La fondazione di Zapier, l’azienda che ha trasformato l’automazione
Sono il cofondatore e CEO di Zapier.
Anche se non ho il titolo di project manager, mi occupo della delivery su larga scala e promuovo l’orchestrazione dell’IA in tutta l’organizzazione. Infatti, abbiamo pubblicato il nostro playbook interno su come abbiamo raggiunto il 97% di adozione dell’IA da parte dei dipendenti.
Il mio ruolo è quello di definire la direzione, rimuovere gli ostacoli e assicurarci di consegnare ai clienti il lavoro a maggior impatto — più velocemente. In Zapier, la gestione della delivery dei progetti riguarda meno i processi rigidi e più la creazione di sistemi e automazioni che permettono alle persone di dare il meglio.
Dalla gestione dei progetti tradizionale a sistemi leggeri guidati dall’IA

I tradizionali diagrammi di Gantt e i report di stato voluminosi non funzionano in un mondo remoto e orientato all’asincronia. Abbiamo adottato sistemi leggeri e orientati all’automazione.
Ad esempio, invece delle riunioni settimanali di aggiornamento, gli update vengono generati automaticamente nei canali Slack a partire dagli strumenti di progetto. I responsabili intervengono solo se c’è un alert. Questo fa risparmiare ore di meeting e rende il progresso trasparente di default.
Ecco una panoramica di cosa stiamo facendo — e di cosa non facciamo più.
Da cosa ci stiamo allontanando:
- Convezioni ad hoc per ogni team su progetti Jira, roadmap e review che creavano incoerenze, dipendenze nascoste e confusione di reporting tra i team EPD.

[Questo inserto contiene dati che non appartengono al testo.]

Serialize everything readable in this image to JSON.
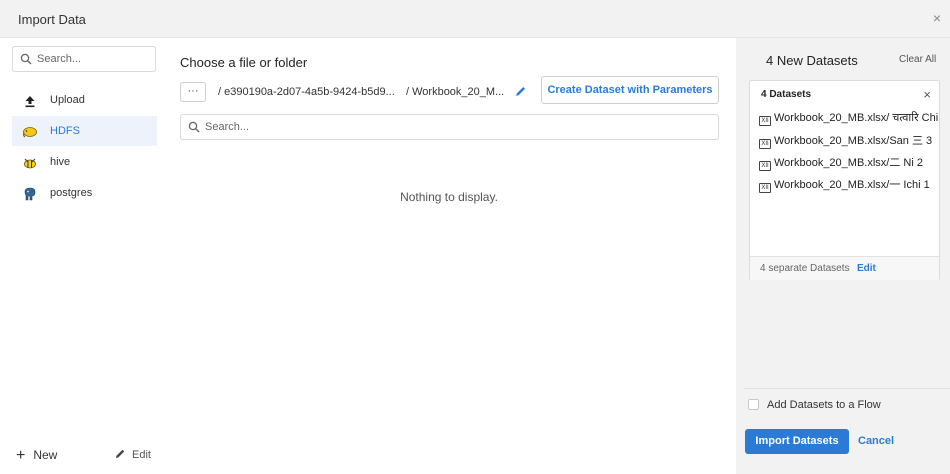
{
  "dialog": {
    "title": "Import Data",
    "close_glyph": "×"
  },
  "sidebar": {
    "search_placeholder": "Search...",
    "items": [
      {
        "label": "Upload",
        "icon": "upload-icon"
      },
      {
        "label": "HDFS",
        "icon": "hdfs-elephant-icon",
        "active": true
      },
      {
        "label": "hive",
        "icon": "hive-bee-icon"
      },
      {
        "label": "postgres",
        "icon": "postgres-elephant-icon"
      }
    ],
    "new_label": "New",
    "new_glyph": "+",
    "edit_label": "Edit"
  },
  "main": {
    "heading": "Choose a file or folder",
    "more_glyph": "···",
    "breadcrumb": [
      "/  e390190a-2d07-4a5b-9424-b5d9...",
      "/  Workbook_20_M..."
    ],
    "param_button": "Create Dataset with Parameters",
    "search_placeholder": "Search...",
    "empty_message": "Nothing to display."
  },
  "right": {
    "title": "4 New Datasets",
    "clear_label": "Clear All",
    "card": {
      "header": "4 Datasets",
      "close_glyph": "×",
      "xl_glyph": "XII",
      "datasets": [
        "Workbook_20_MB.xlsx/ चत्वारि Chi",
        "Workbook_20_MB.xlsx/San 三 3",
        "Workbook_20_MB.xlsx/二 Ni 2",
        "Workbook_20_MB.xlsx/一 Ichi 1"
      ],
      "footer_text": "4 separate Datasets",
      "footer_edit": "Edit"
    },
    "flow_label": "Add Datasets to a Flow",
    "import_label": "Import Datasets",
    "cancel_label": "Cancel"
  },
  "colors": {
    "accent": "#2b7bd6",
    "panel_bg": "#f2f2f2"
  }
}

- Pagine di stato e lunghi documenti di aggiornamento che si discostavano dalla realtà perché i dati a monte non erano standardizzati né automatizzati.

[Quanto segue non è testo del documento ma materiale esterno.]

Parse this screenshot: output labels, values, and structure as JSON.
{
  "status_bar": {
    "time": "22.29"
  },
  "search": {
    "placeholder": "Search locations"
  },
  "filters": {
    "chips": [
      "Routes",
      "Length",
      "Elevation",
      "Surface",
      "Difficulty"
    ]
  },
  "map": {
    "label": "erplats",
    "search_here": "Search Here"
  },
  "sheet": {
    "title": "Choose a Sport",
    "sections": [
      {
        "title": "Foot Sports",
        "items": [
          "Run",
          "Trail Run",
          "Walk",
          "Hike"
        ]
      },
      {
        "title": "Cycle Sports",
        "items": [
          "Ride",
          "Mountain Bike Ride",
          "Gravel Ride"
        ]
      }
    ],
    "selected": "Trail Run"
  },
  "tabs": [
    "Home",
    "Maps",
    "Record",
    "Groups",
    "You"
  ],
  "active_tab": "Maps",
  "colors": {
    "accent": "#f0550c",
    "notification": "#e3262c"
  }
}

- Mancanza di regole nella delivery (ad es., epic in corso senza data target), che rendeva la pianificazione e il coordinamento a valle poco affidabili.
Verso cosa ci stiamo muovendo:
- “Golden path” standardizzati per gli strumenti chiave di delivery—come strutture Jira condivise tra i progetti, piloti di intake roadmap con Productboard e strutture Figma guidate da precise opinioni—così che stato e dipendenze siano coerenti e calcolabili tra i team.

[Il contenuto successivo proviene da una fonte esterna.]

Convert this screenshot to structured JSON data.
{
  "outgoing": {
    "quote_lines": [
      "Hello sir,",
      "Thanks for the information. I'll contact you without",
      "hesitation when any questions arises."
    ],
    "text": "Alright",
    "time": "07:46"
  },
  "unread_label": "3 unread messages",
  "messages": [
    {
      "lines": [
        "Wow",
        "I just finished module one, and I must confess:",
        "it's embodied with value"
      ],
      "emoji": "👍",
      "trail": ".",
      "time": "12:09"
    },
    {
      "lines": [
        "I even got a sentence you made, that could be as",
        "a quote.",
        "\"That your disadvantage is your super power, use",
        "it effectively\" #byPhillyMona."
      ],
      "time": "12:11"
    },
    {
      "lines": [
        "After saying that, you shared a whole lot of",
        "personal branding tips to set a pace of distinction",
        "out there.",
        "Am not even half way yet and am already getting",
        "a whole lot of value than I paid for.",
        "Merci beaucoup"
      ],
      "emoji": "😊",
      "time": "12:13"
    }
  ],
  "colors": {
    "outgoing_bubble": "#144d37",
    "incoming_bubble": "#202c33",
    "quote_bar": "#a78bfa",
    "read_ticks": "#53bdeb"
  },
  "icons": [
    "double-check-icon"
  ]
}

- Un sistema operativo unico per tutta la delivery. Un unico flusso che consolida demo settimanali e changelog pubblico (compresi i work-in-progress), con note di rilascio automatizzate end-to-end per tagliare il reporting inutile e aumentare la visibilità.
- Regole leggere nella delivery integrate nel flusso di lavoro—ad esempio, un validatore annunciato su Slack che richiede una data di scadenza quando un Epic di Jira passa a “In Progress”—così da mantenere la realtà dei piani senza aggiungere riunioni.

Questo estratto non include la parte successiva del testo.